Por consiguiente, las opiniones humanas sobre lo laudable y lo recusable se hallan afectadas por todas las diversas causas que influyen sobré sus deseos en relación con la conducta de los demás, siendo tan numerosas como las que determinan sus deseos con respecto a cualquier otro asunto. A veces su razón, otras sus prejuicios y supersticiones, a menudo sus afecciones sociales y no pocas veces las antisociales, la envidia o los celos, la arrogancia o el desprecio: pero lo más común es que al hombre le guíe su propio interés, sea legítimo o ilegítimo. Dondequiera que exista una clase dominante, la moral pública derivará de los intereses de esa clase, así como de sus sentimientos de superioridad. La moral entre los espartanos y los ilotas, entre colonos y negros, entre príncipes y súbditos, entre nobles y plebeyos, entre hombres y mujeres, ha sido casi siempre fruto de estos intereses y sentimientos de clase; las opiniones así engendradas reinfluyen a su vez sobre los sentimientos morales de los miembros de la clase dominante en sus relaciones recíprocas. Por otra parte, dondequiera que una clase, dominante en otro tiempo, ha llegado a perder su ascendiente, o mejor aún, allí donde su ascendencia es impopular, los sentimientos morales que prevalecen llevan el distintivo de una impaciente aversión de la superioridad. Otro gran principio determinante de las reglas de conducta —para la acción y para la abstención—, ha sido el servilismo de la especie humana ante las supuestas preferencias o aversiones de sus dueños temporales o de sus dioses.

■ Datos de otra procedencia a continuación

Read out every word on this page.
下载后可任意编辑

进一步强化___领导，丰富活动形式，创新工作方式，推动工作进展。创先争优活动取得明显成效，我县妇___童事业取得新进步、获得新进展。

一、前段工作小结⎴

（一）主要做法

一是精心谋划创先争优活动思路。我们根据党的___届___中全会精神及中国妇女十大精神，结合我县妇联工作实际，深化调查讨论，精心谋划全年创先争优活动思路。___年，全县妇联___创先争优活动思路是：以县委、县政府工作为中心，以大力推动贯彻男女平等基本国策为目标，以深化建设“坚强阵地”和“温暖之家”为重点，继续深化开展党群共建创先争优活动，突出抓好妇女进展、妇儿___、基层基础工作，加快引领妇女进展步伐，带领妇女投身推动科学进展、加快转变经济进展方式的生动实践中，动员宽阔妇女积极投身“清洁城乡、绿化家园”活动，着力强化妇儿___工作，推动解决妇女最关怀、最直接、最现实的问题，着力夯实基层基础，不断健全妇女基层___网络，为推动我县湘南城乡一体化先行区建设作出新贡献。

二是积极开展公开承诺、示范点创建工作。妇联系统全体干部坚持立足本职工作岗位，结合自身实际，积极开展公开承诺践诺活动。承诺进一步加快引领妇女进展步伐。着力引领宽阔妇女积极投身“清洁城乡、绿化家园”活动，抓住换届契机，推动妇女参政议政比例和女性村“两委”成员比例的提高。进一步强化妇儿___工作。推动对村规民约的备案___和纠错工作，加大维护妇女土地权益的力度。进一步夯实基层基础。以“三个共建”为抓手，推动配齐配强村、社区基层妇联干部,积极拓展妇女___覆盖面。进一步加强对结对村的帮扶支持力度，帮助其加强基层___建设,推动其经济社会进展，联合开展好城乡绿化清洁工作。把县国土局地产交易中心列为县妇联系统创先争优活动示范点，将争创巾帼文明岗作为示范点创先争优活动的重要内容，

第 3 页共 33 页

Tal servilismo, aunque egoísta en esencia, no es precisamente hipocresía, y ha dado ocasión a sentimientos de horror del todo verdaderos: ha hecho a los hombres capaces de quemar a los magos y a los herejes.
En medio de tantas y tan bastardas influencias, también los intereses evidentes y generales de la sociedad han desempeñado un papel, y un papel importante, en la dirección de los sentimientos morales: menos, sin embargo, a causa de su propio valor, que como consecuencia de las simpatías o antipatías que estos intereses engendran, ya que simpatías y antipatías que no habían tenido casi nada que ver con los intereses de la sociedad se han hecho sentir en el establecimiento de los principios morales con tanta fuerza o más que el propio interés.

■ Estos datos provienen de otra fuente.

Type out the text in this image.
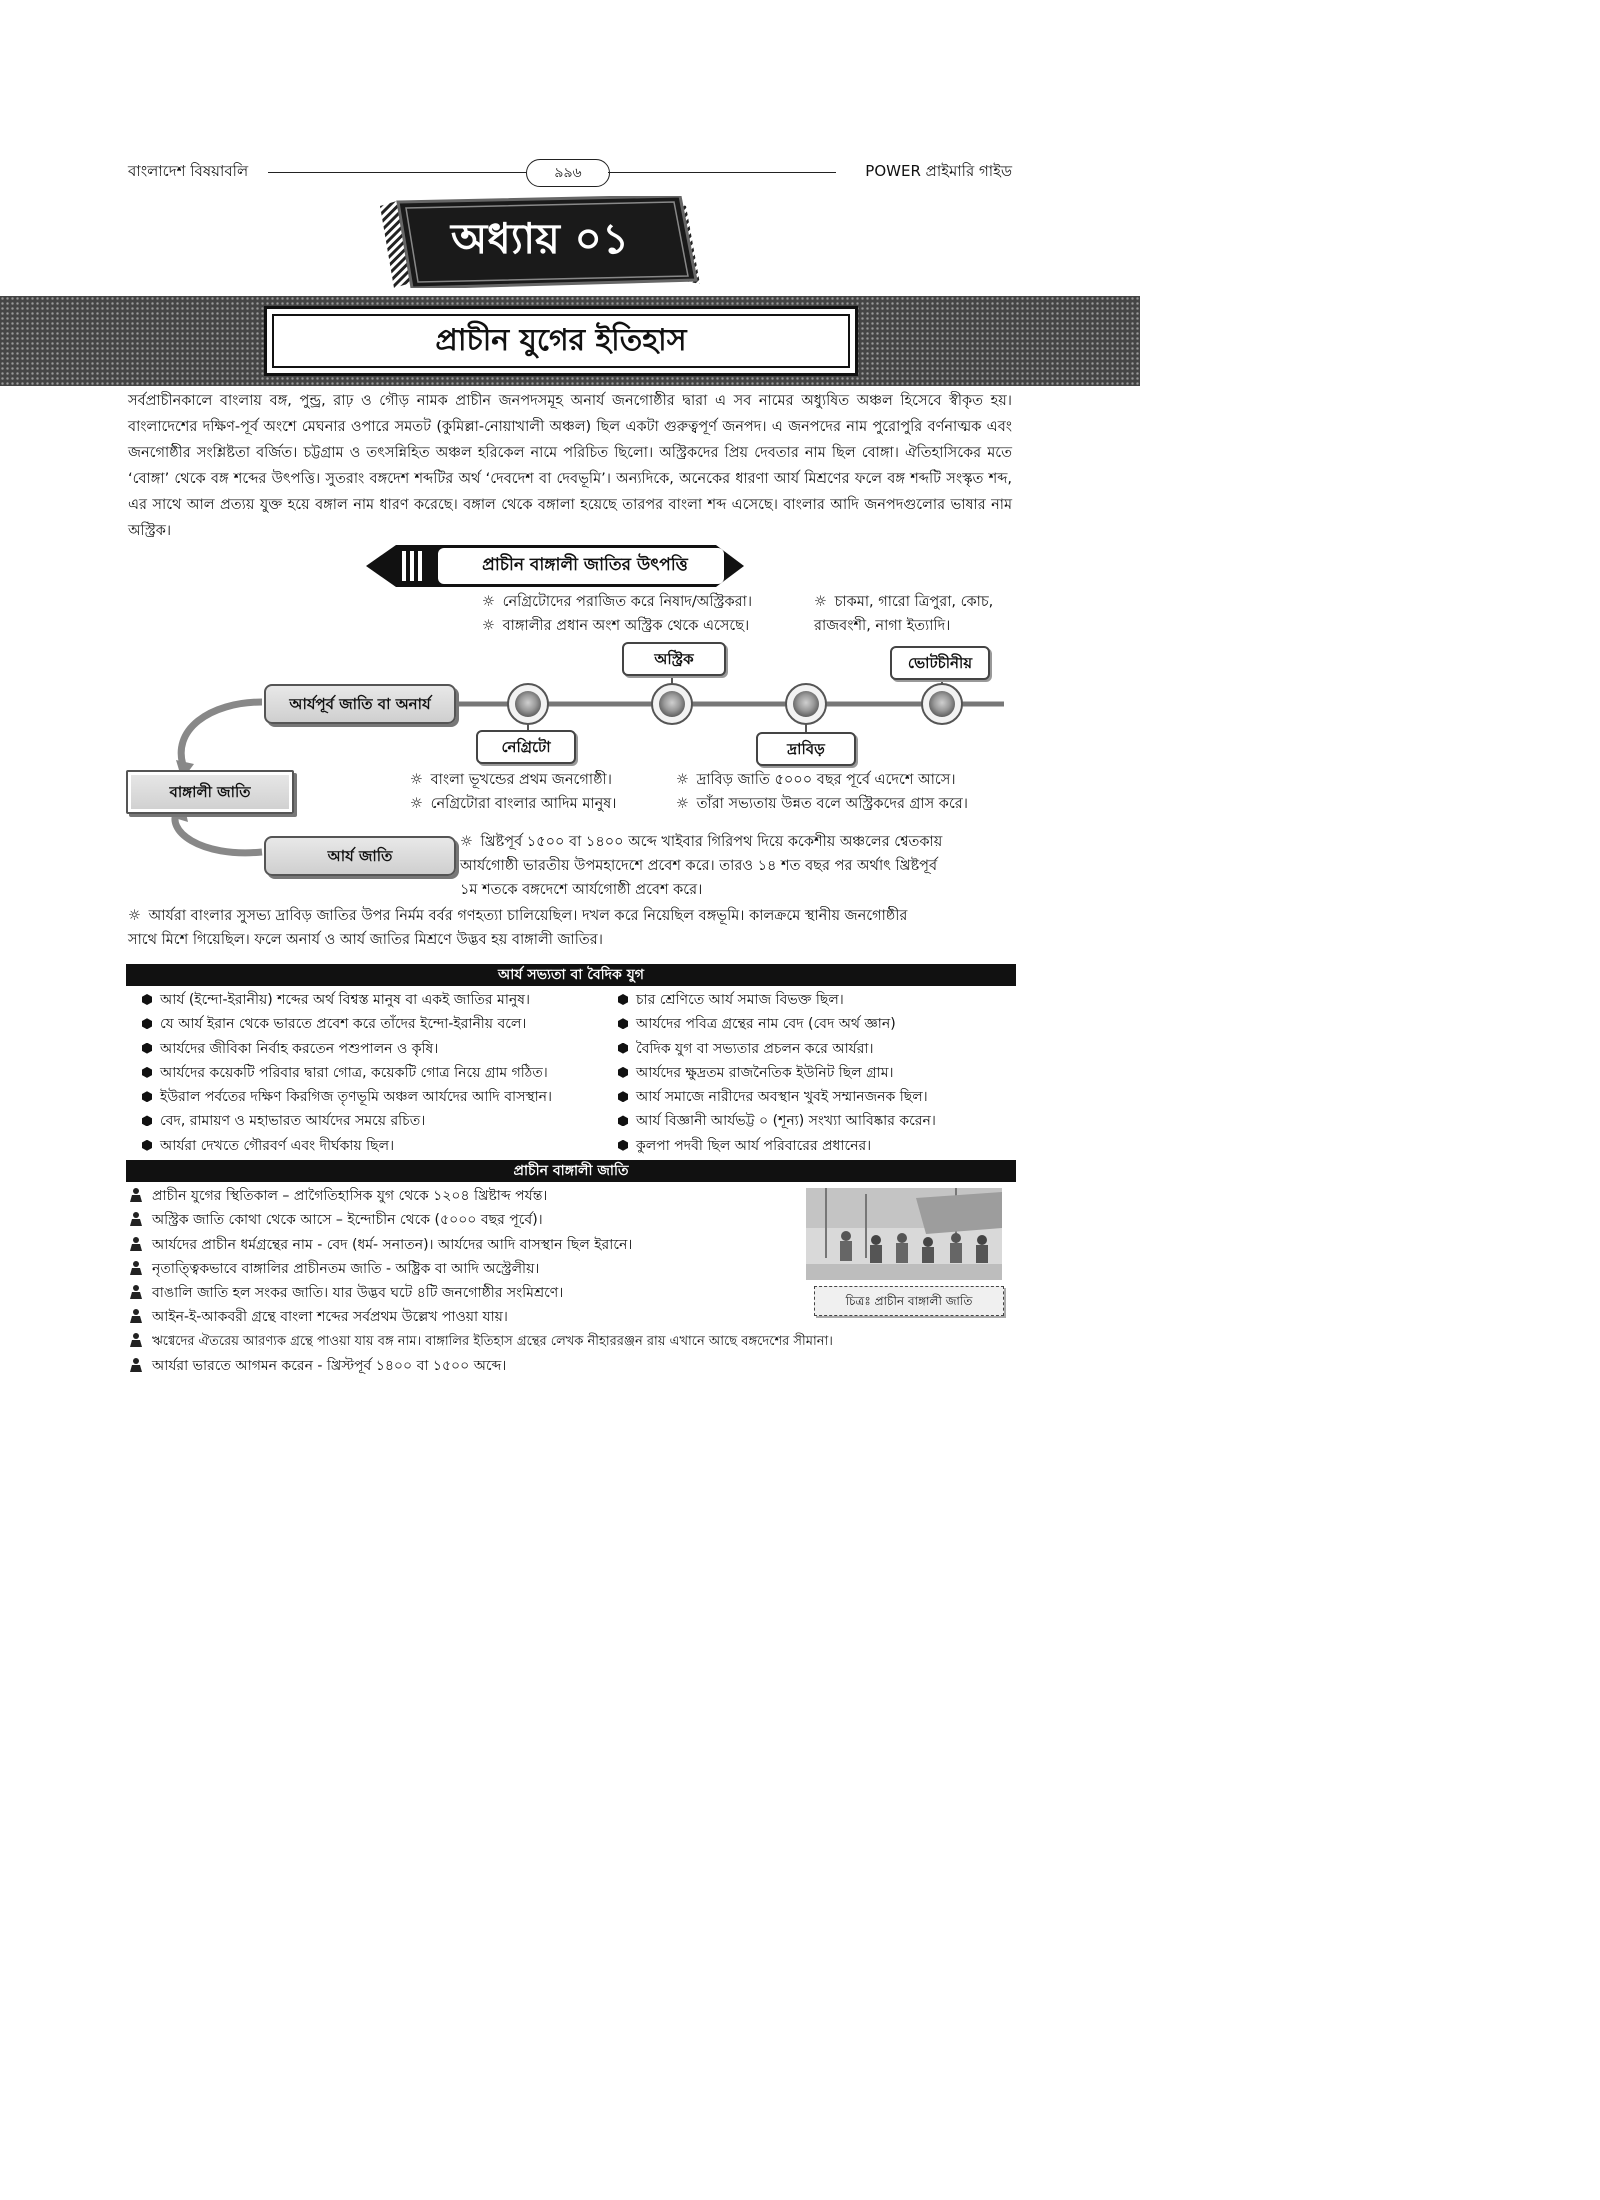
বাংলাদেশ বিষয়াবলি	৯৯৬	POWER প্রাইমারি গাইড
অধ্যায় ০১
প্রাচীন যুগের ইতিহাস
সর্বপ্রাচীনকালে বাংলায় বঙ্গ, পুন্ড্র, রাঢ় ও গৌড় নামক প্রাচীন জনপদসমূহ অনার্য জনগোষ্ঠীর দ্বারা এ সব নামের অধ্যুষিত অঞ্চল হিসেবে স্বীকৃত হয়। বাংলাদেশের দক্ষিণ-পূর্ব অংশে মেঘনার ওপারে সমতট (কুমিল্লা-নোয়াখালী অঞ্চল) ছিল একটা গুরুত্বপূর্ণ জনপদ। এ জনপদের নাম পুরোপুরি বর্ণনাত্মক এবং জনগোষ্ঠীর সংশ্লিষ্টতা বর্জিত। চট্টগ্রাম ও তৎসন্নিহিত অঞ্চল হরিকেল নামে পরিচিত ছিলো। অস্ট্রিকদের প্রিয় দেবতার নাম ছিল বোঙ্গা। ঐতিহাসিকের মতে ‘বোঙ্গা’ থেকে বঙ্গ শব্দের উৎপত্তি। সুতরাং বঙ্গদেশ শব্দটির অর্থ ‘দেবদেশ বা দেবভূমি’। অন্যদিকে, অনেকের ধারণা আর্য মিশ্রণের ফলে বঙ্গ শব্দটি সংস্কৃত শব্দ, এর সাথে আল প্রত্যয় যুক্ত হয়ে বঙ্গাল নাম ধারণ করেছে। বঙ্গাল থেকে বঙ্গালা হয়েছে তারপর বাংলা শব্দ এসেছে। বাংলার আদি জনপদগুলোর ভাষার নাম অস্ট্রিক।
প্রাচীন বাঙ্গালী জাতির উৎপত্তি
☼ নেগ্রিটোদের পরাজিত করে নিষাদ/অস্ট্রিকরা।
☼ বাঙ্গালীর প্রধান অংশ অস্ট্রিক থেকে এসেছে।
☼ চাকমা, গারো ত্রিপুরা, কোচ,
রাজবংশী, নাগা ইত্যাদি।
অস্ট্রিক	ভোটচীনীয়
নেগ্রিটো	দ্রাবিড়
আর্যপূর্ব জাতি বা অনার্য
বাঙ্গালী জাতি
আর্য জাতি
☼ বাংলা ভূখন্ডের প্রথম জনগোষ্ঠী।
☼ নেগ্রিটোরা বাংলার আদিম মানুষ।
☼ দ্রাবিড় জাতি ৫০০০ বছর পূর্বে এদেশে আসে।
☼ তাঁরা সভ্যতায় উন্নত বলে অস্ট্রিকদের গ্রাস করে।
☼ খ্রিষ্টপূর্ব ১৫০০ বা ১৪০০ অব্দে খাইবার গিরিপথ দিয়ে ককেশীয় অঞ্চলের শ্বেতকায়
আর্যগোষ্ঠী ভারতীয় উপমহাদেশে প্রবেশ করে। তারও ১৪ শত বছর পর অর্থাৎ খ্রিষ্টপূর্ব
১ম শতকে বঙ্গদেশে আর্যগোষ্ঠী প্রবেশ করে।
☼ আর্যরা বাংলার সুসভ্য দ্রাবিড় জাতির উপর নির্মম বর্বর গণহত্যা চালিয়েছিল। দখল করে নিয়েছিল বঙ্গভূমি। কালক্রমে স্থানীয় জনগোষ্ঠীর
সাথে মিশে গিয়েছিল। ফলে অনার্য ও আর্য জাতির মিশ্রণে উদ্ভব হয় বাঙ্গালী জাতির।
আর্য সভ্যতা বা বৈদিক যুগ
আর্য (ইন্দো-ইরানীয়) শব্দের অর্থ বিশ্বস্ত মানুষ বা একই জাতির মানুষ।
যে আর্য ইরান থেকে ভারতে প্রবেশ করে তাঁদের ইন্দো-ইরানীয় বলে।
আর্যদের জীবিকা নির্বাহ করতেন পশুপালন ও কৃষি।
আর্যদের কয়েকটি পরিবার দ্বারা গোত্র, কয়েকটি গোত্র নিয়ে গ্রাম গঠিত।
ইউরাল পর্বতের দক্ষিণ কিরগিজ তৃণভূমি অঞ্চল আর্যদের আদি বাসস্থান।
বেদ, রামায়ণ ও মহাভারত আর্যদের সময়ে রচিত।
আর্যরা দেখতে গৌরবর্ণ এবং দীর্ঘকায় ছিল।
চার শ্রেণিতে আর্য সমাজ বিভক্ত ছিল।
আর্যদের পবিত্র গ্রন্থের নাম বেদ (বেদ অর্থ জ্ঞান)
বৈদিক যুগ বা সভ্যতার প্রচলন করে আর্যরা।
আর্যদের ক্ষুদ্রতম রাজনৈতিক ইউনিট ছিল গ্রাম।
আর্য সমাজে নারীদের অবস্থান খুবই সম্মানজনক ছিল।
আর্য বিজ্ঞানী আর্যভট্ট ০ (শূন্য) সংখ্যা আবিষ্কার করেন।
কুলপা পদবী ছিল আর্য পরিবারের প্রধানের।
প্রাচীন বাঙ্গালী জাতি
প্রাচীন যুগের স্থিতিকাল – প্রাগৈতিহাসিক যুগ থেকে ১২০৪ খ্রিষ্টাব্দ পর্যন্ত।
অস্ট্রিক জাতি কোথা থেকে আসে – ইন্দোচীন থেকে (৫০০০ বছর পূর্বে)।
আর্যদের প্রাচীন ধর্মগ্রন্থের নাম - বেদ (ধর্ম- সনাতন)। আর্যদের আদি বাসস্থান ছিল ইরানে।
নৃতাত্ত্বিকভাবে বাঙ্গালির প্রাচীনতম জাতি - অষ্ট্রিক বা আদি অস্ট্রেলীয়।
বাঙালি জাতি হল সংকর জাতি। যার উদ্ভব ঘটে ৪টি জনগোষ্ঠীর সংমিশ্রণে।
আইন-ই-আকবরী গ্রন্থে বাংলা শব্দের সর্বপ্রথম উল্লেখ পাওয়া যায়।
ঋগ্বেদের ঐতরেয় আরণ্যক গ্রন্থে পাওয়া যায় বঙ্গ নাম। বাঙ্গালির ইতিহাস গ্রন্থের লেখক নীহাররঞ্জন রায় এখানে আছে বঙ্গদেশের সীমানা।
আর্যরা ভারতে আগমন করেন - খ্রিস্টপূর্ব ১৪০০ বা ১৫০০ অব্দে।
চিত্রঃ প্রাচীন বাঙ্গালী জাতি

También las inclinaciones y las aversiones de la sociedad, o de alguna porción poderosa de ella, son la causa principal que ha determinado, en la práctica, las reglas impuestas a la observancia general con la sanción de la ley o de la opinión.

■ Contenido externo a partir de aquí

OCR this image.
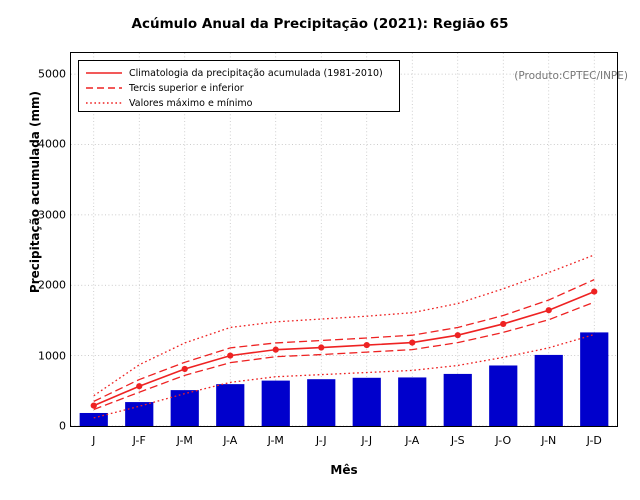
Acúmulo Anual da Precipitação (2021): Região 65
Precipitação acumulada (mm)
Mês
0
1000
2000
3000
4000
5000
J	J-F	J-M	J-A	J-M	J-J	J-J	J-A	J-S	J-O	J-N	J-D
Climatologia da precipitação acumulada (1981-2010)
Tercis superior e inferior
Valores máximo e mínimo
(Produto:CPTEC/INPE)
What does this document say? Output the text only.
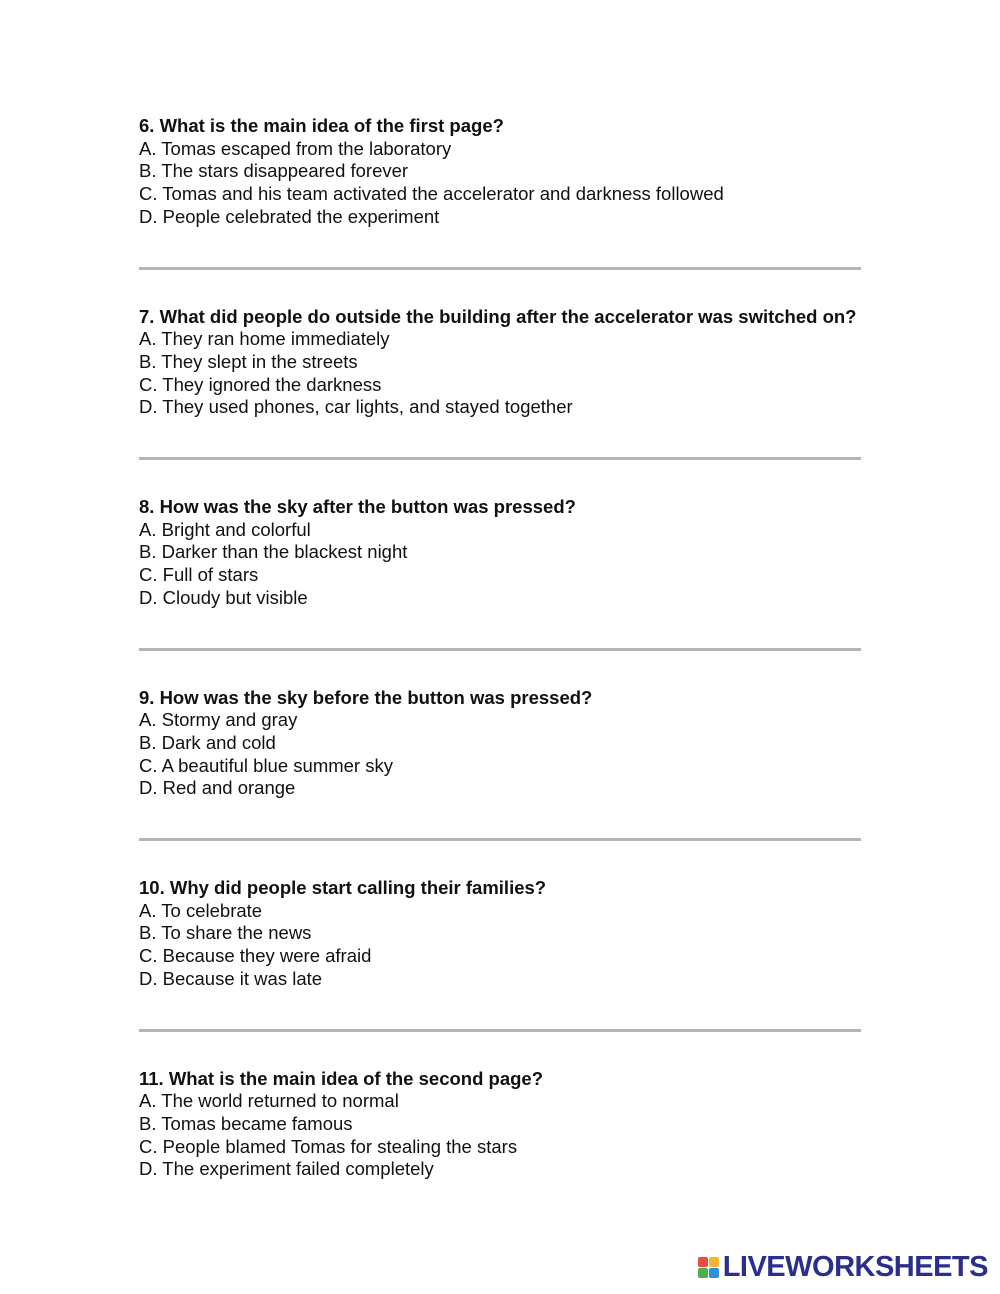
6. What is the main idea of the first page?

A. Tomas escaped from the laboratory
B. The stars disappeared forever
C. Tomas and his team activated the accelerator and darkness followed
D. People celebrated the experiment

7. What did people do outside the building after the accelerator was switched on?

A. They ran home immediately
B. They slept in the streets
C. They ignored the darkness
D. They used phones, car lights, and stayed together

8. How was the sky after the button was pressed?

A. Bright and colorful
B. Darker than the blackest night
C. Full of stars
D. Cloudy but visible

9. How was the sky before the button was pressed?

A. Stormy and gray
B. Dark and cold
C. A beautiful blue summer sky
D. Red and orange

10. Why did people start calling their families?

A. To celebrate
B. To share the news
C. Because they were afraid
D. Because it was late

11. What is the main idea of the second page?

A. The world returned to normal
B. Tomas became famous
C. People blamed Tomas for stealing the stars
D. The experiment failed completely
LIVEWORKSHEETS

Y, en general, aquellos que se han adelantado a la sociedad en ideas y sentimientos, en principio, han dejado subsistir intacto este estado de cosas, aunque hayan podido luchar contra alguno de sus detalles. Les ha interesado saber lo que la sociedad deseaba o no deseaba, mucho más que si lo deseado o repudiado por ella debía ser ley para los individuos. Se contentaron con tratar de alterar los sentimientos de la humanidad en los detalles en que ellos mismos eran herejes antes que hacer causa común con los herejes en defensa de la herejía. Nunca se ha llegado más lejos por principio y nunca se han mantenido los hombres con más constancia que en materia de religión: caso instructivo en más de un aspecto y que ofrece un ejemplo vivo de la falibilidad de lo que se llama sentido moral; pues el "odium theologicum" representa, en un verdadero fanático, uno de los casos menos equívocos de sentimiento moral. Los primeros en sacudirse del yugo de la que a sí misma se llamaba iglesia universal estaban, en general, tan poco dispuestos a permitir las diferencias de opinión como la iglesia misma. Pero cuando el calor de la lucha se disipó, sin dar la victoria completa a ningún partido, cuando cada iglesia o secta tuvo que limitar sus esperanzas a mantener la posesión del terreno que ocupaba, las minorías, viendo que no tenían la oportunidad de llegar a ser mayorías, se vieron obligadas a abogar por la libre disidencia ante aquellos que no podían convertir. En consecuencia, casi únicamente en este campo es donde los derechos del individuo frente a la sociedad han sido reivindicados según principios bien establecidos, y donde ha habido abierta controversia frente a la aspiración de la sociedad a ejercer autoridad sobre los disidentes. Grandes escritores, a los que el mundo debe cuanto posee de libertad religiosa, han reivindicado la libertad de conciencia como un derecho inalienable, y han negado de modo absoluto que un ser humano tenga que rendir cuentas a sus semejantes sobre sus creencias religiosas. Sin embargo, la intolerancia es tan natural a la especie humana, en todo aquello que la afecta en verdad, que la libertad religiosa no ha existido casi en ninguna parte, excepto allí donde la indiferencia religiosa, que no gusta de ver su paz turbada por disputas teológicas , ha echado su peso en la balanza.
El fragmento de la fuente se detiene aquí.